Write this down on your car’s to-do list: Check your classic car insurance coverage.


Do you even know what the limits are on your policy? Do you know what the current value of your vehicle is? If your car gets hit, will you be able to fix it or will it be a total because the entire amount will be used up?

Did you know that, depending upon the state, your insurance company can take possession of your car and sell it for parts or scrap when the payout exceeds a percentage of the limit of your policy?

Over the past five years we have taken in more than a few cars that have been underinsured. In a few cases, they have also had poorly repaired or restored work that must be re-done to fix a current issue. This typically puts me in the uncomfortable position of informing an owner that their beloved vehicle cannot be fixed for what it’s insured.

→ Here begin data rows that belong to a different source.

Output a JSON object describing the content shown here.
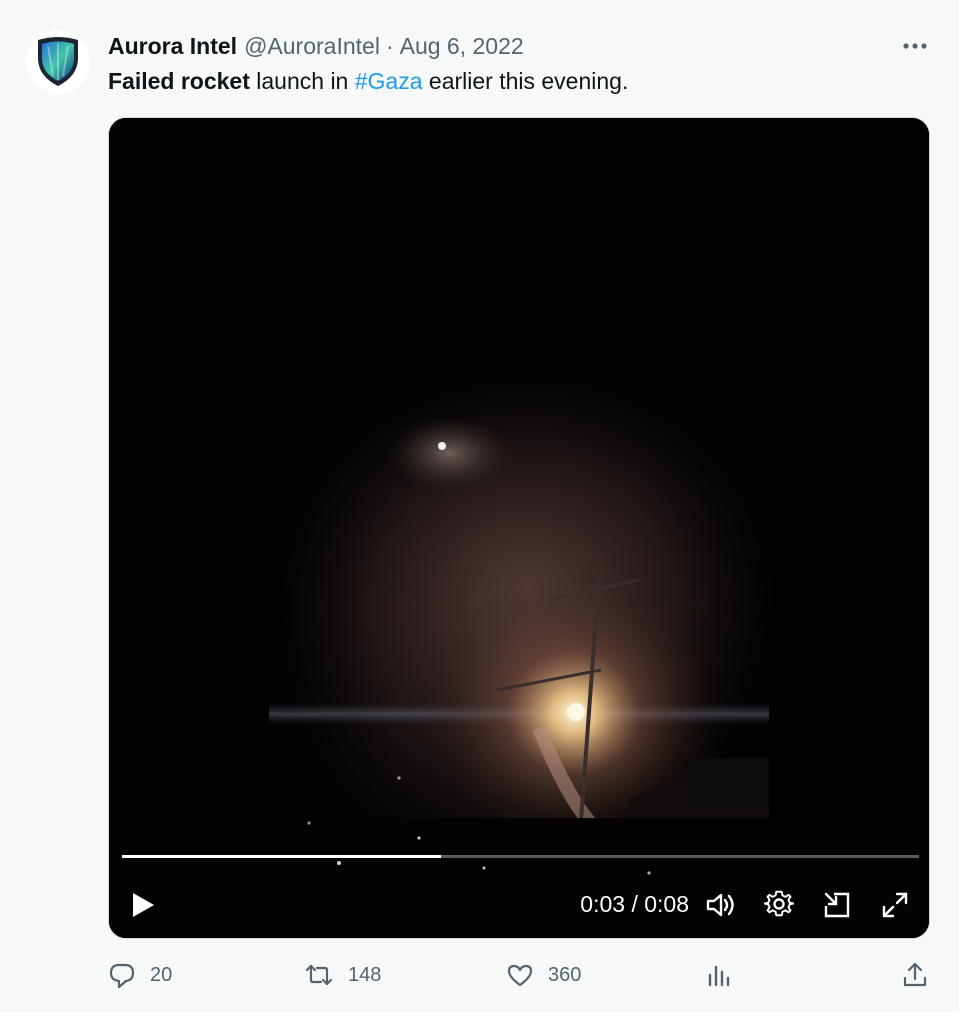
{
  "tweet": {
    "author": {
      "display_name": "Aurora Intel",
      "handle": "@AuroraIntel",
      "separator": "·",
      "date": "Aug 6, 2022",
      "avatar_icon": "shield-logo"
    },
    "text": {
      "bold": "Failed rocket",
      "part1": " launch in ",
      "hashtag": "#Gaza",
      "part2": " earlier this evening."
    },
    "more_icon": "more-horizontal-icon"
  },
  "video": {
    "time_display": "0:03 / 0:08",
    "progress_fraction": 0.4,
    "controls": [
      "play-icon",
      "volume-icon",
      "settings-icon",
      "picture-in-picture-icon",
      "fullscreen-icon"
    ]
  },
  "actions": {
    "reply_count": "20",
    "retweet_count": "148",
    "like_count": "360",
    "icons": [
      "reply-icon",
      "retweet-icon",
      "like-icon",
      "views-icon",
      "share-icon"
    ]
  },
  "colors": {
    "link": "#1d9bf0",
    "secondary_text": "#536471",
    "background": "#f7f9f9"
  }
}
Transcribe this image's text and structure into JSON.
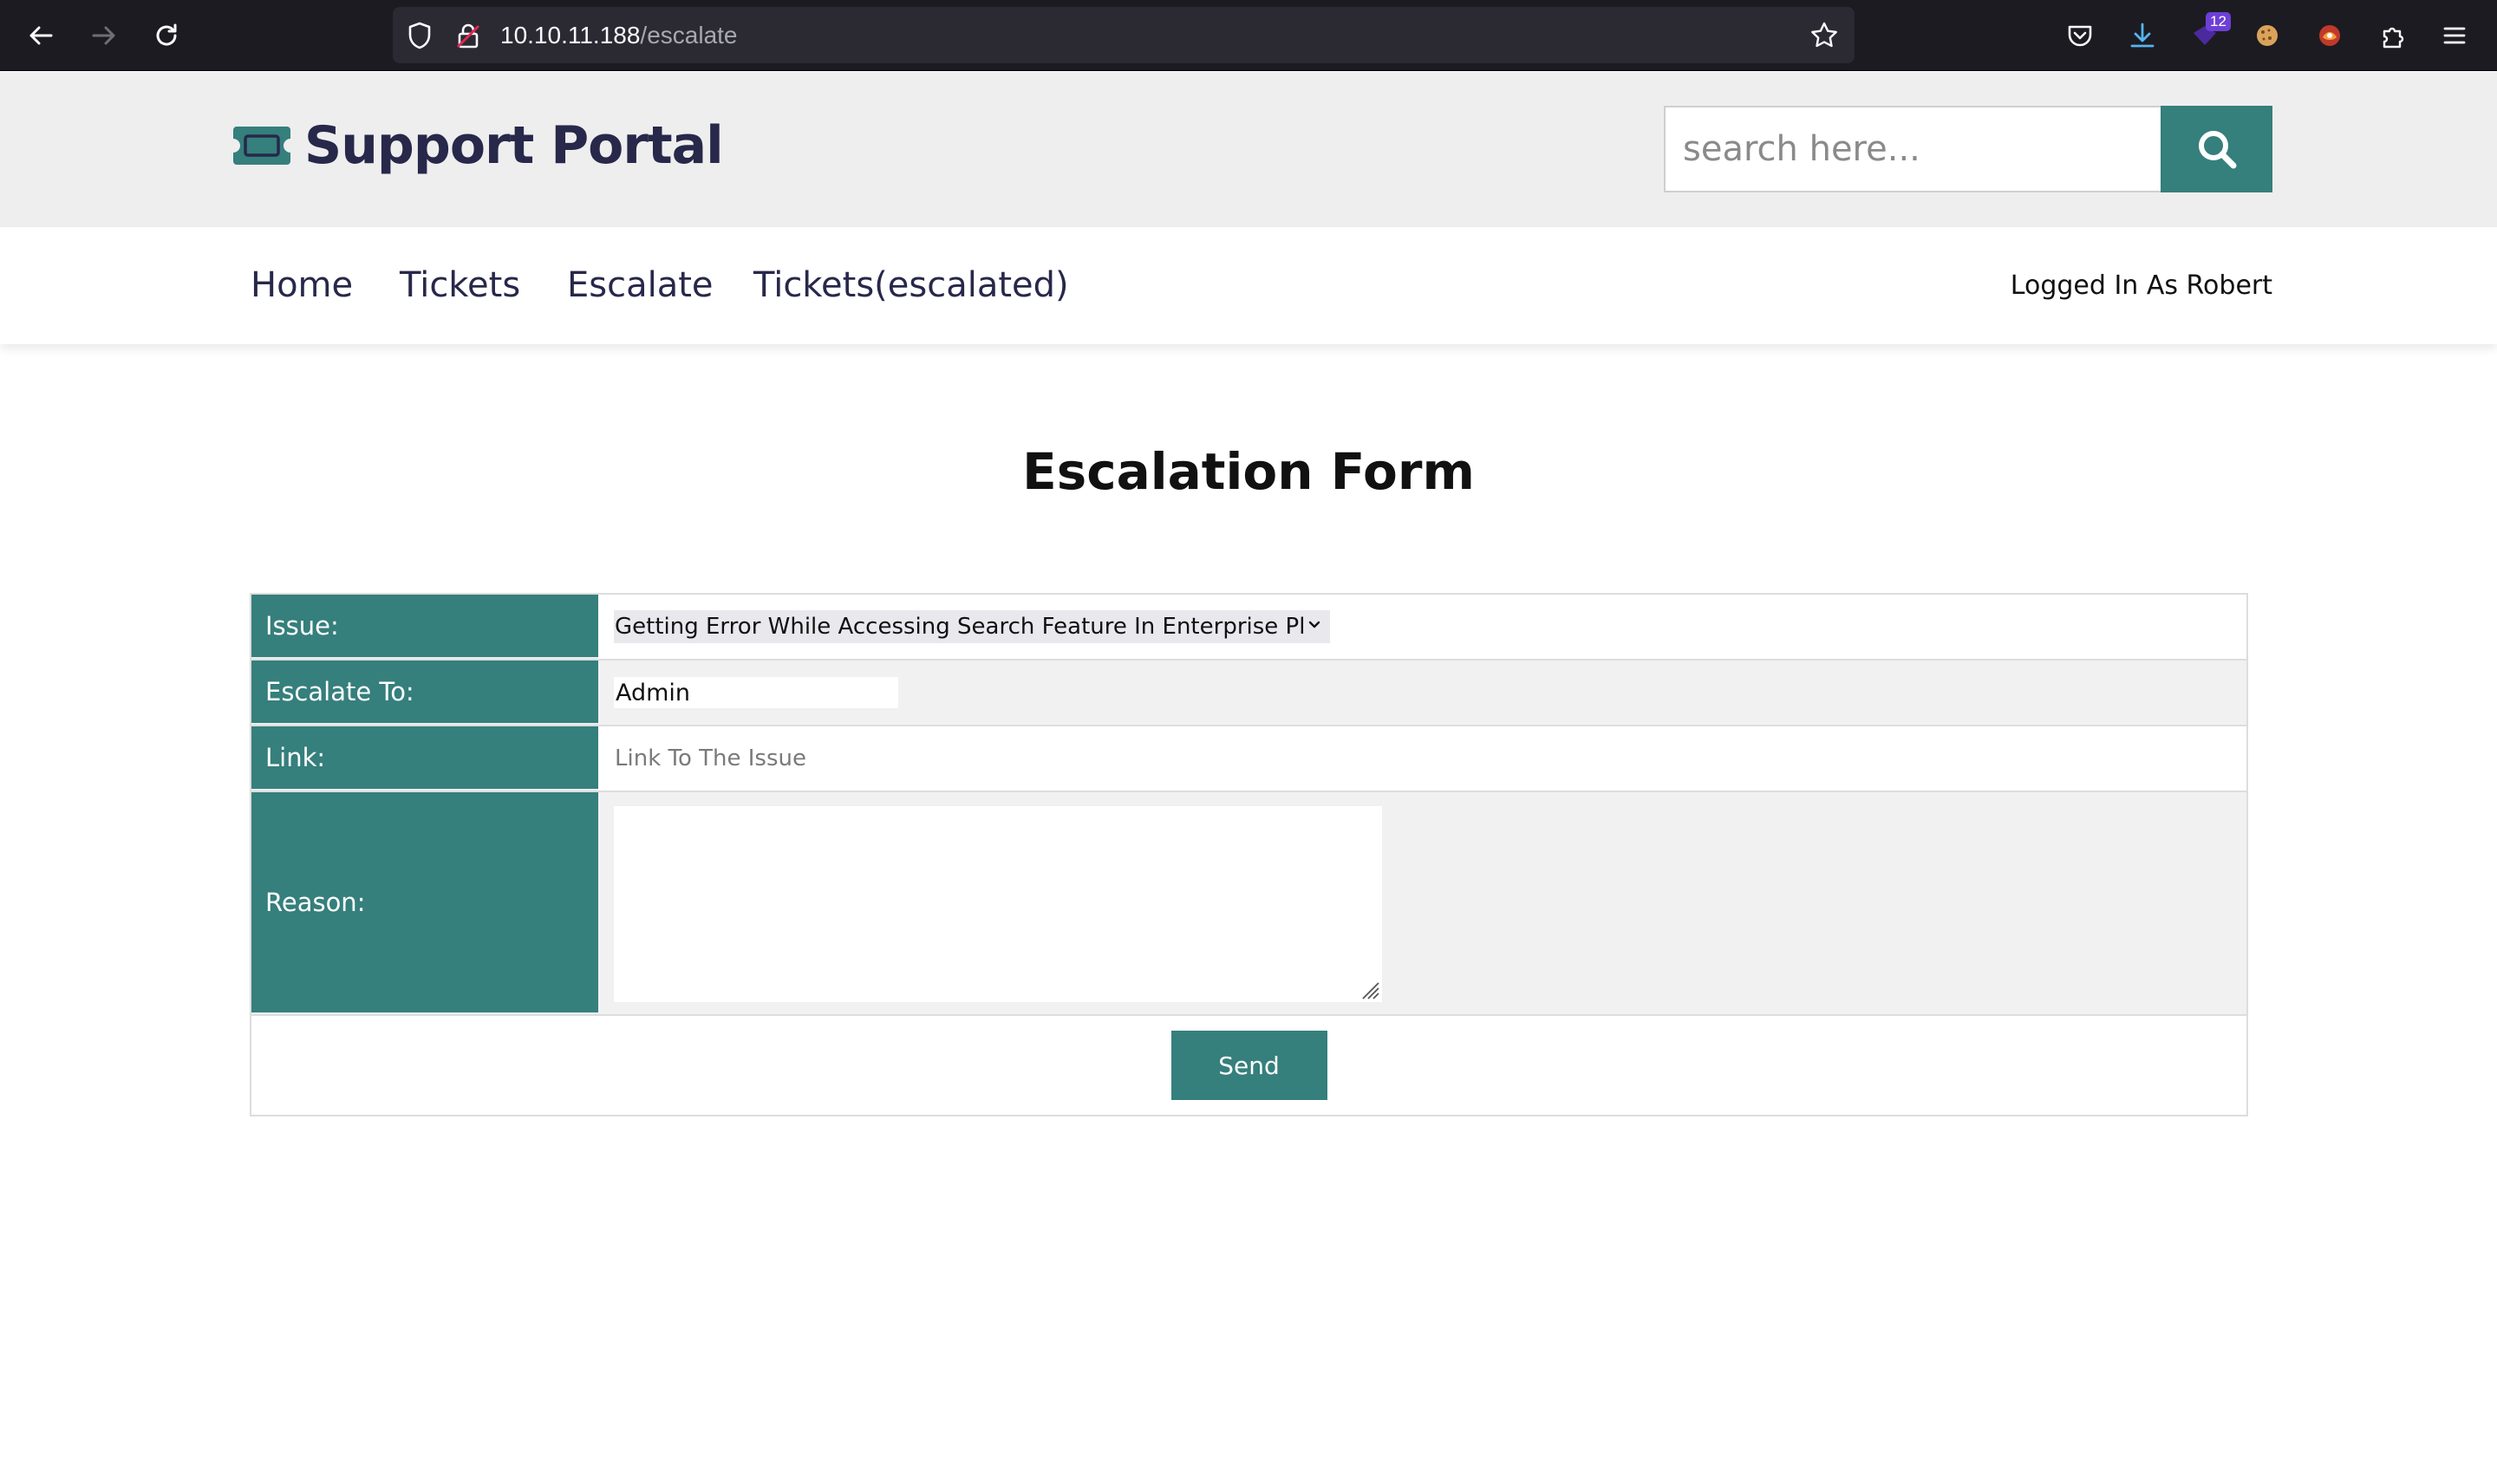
{
  "browser": {
    "url_host": "10.10.11.188",
    "url_path": "/escalate",
    "extension_badge": "12"
  },
  "header": {
    "brand": "Support Portal",
    "search_placeholder": "search here..."
  },
  "nav": {
    "items": [
      "Home",
      "Tickets",
      "Escalate",
      "Tickets(escalated)"
    ],
    "user_status": "Logged In As Robert"
  },
  "main": {
    "title": "Escalation Form",
    "form": {
      "issue_label": "Issue:",
      "issue_value": "Getting Error While Accessing Search Feature In Enterprise Platform",
      "escalate_label": "Escalate To:",
      "escalate_value": "Admin",
      "link_label": "Link:",
      "link_placeholder": "Link To The Issue",
      "reason_label": "Reason:",
      "submit_label": "Send"
    }
  },
  "colors": {
    "accent": "#357f7c",
    "brand_text": "#27284a",
    "header_bg": "#eeeeee",
    "chrome_bg": "#1c1b22"
  }
}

We don’t have an underinsured rate. It costs the same to properly fix a car regardless of the policy limits. We also don’t have a magic relationship with the insurance carrier where we can “work things out.” No winking and nodding goes on in my world.

A few other things to remember:

  • The policy will not pay to repaint the whole car if only a portion is damaged. You may get a decent color match, but you may end up with a half lacquer and half urethane finished car.
  • Be certain your carrier has adjusters on hand who are acquainted with, and the know how to properly fix your marque. Most don’t, and this will mean hours of time for your chosen repair facility in preparing addendums and correspondence. Most replacement body parts don’t “just bolt on”.
  • Pre-existing conditions don’t only apply to health insurance. New parts cannot be welded or bolted to filler and fiberglass repairs. Many times, this isn’t apparent until the job is underway. The repair for this is the responsibility of the car’s owner.
  • A super original collector car’s value will be significantly diminished once a significant collision repair has been performed. That is real money.

This isn’t an indictment of the insurance industry, simply a reminder that it’s our responsibility as owners and collectors to make sure that we are managing our investments wisely. It may certainly be worth a look!!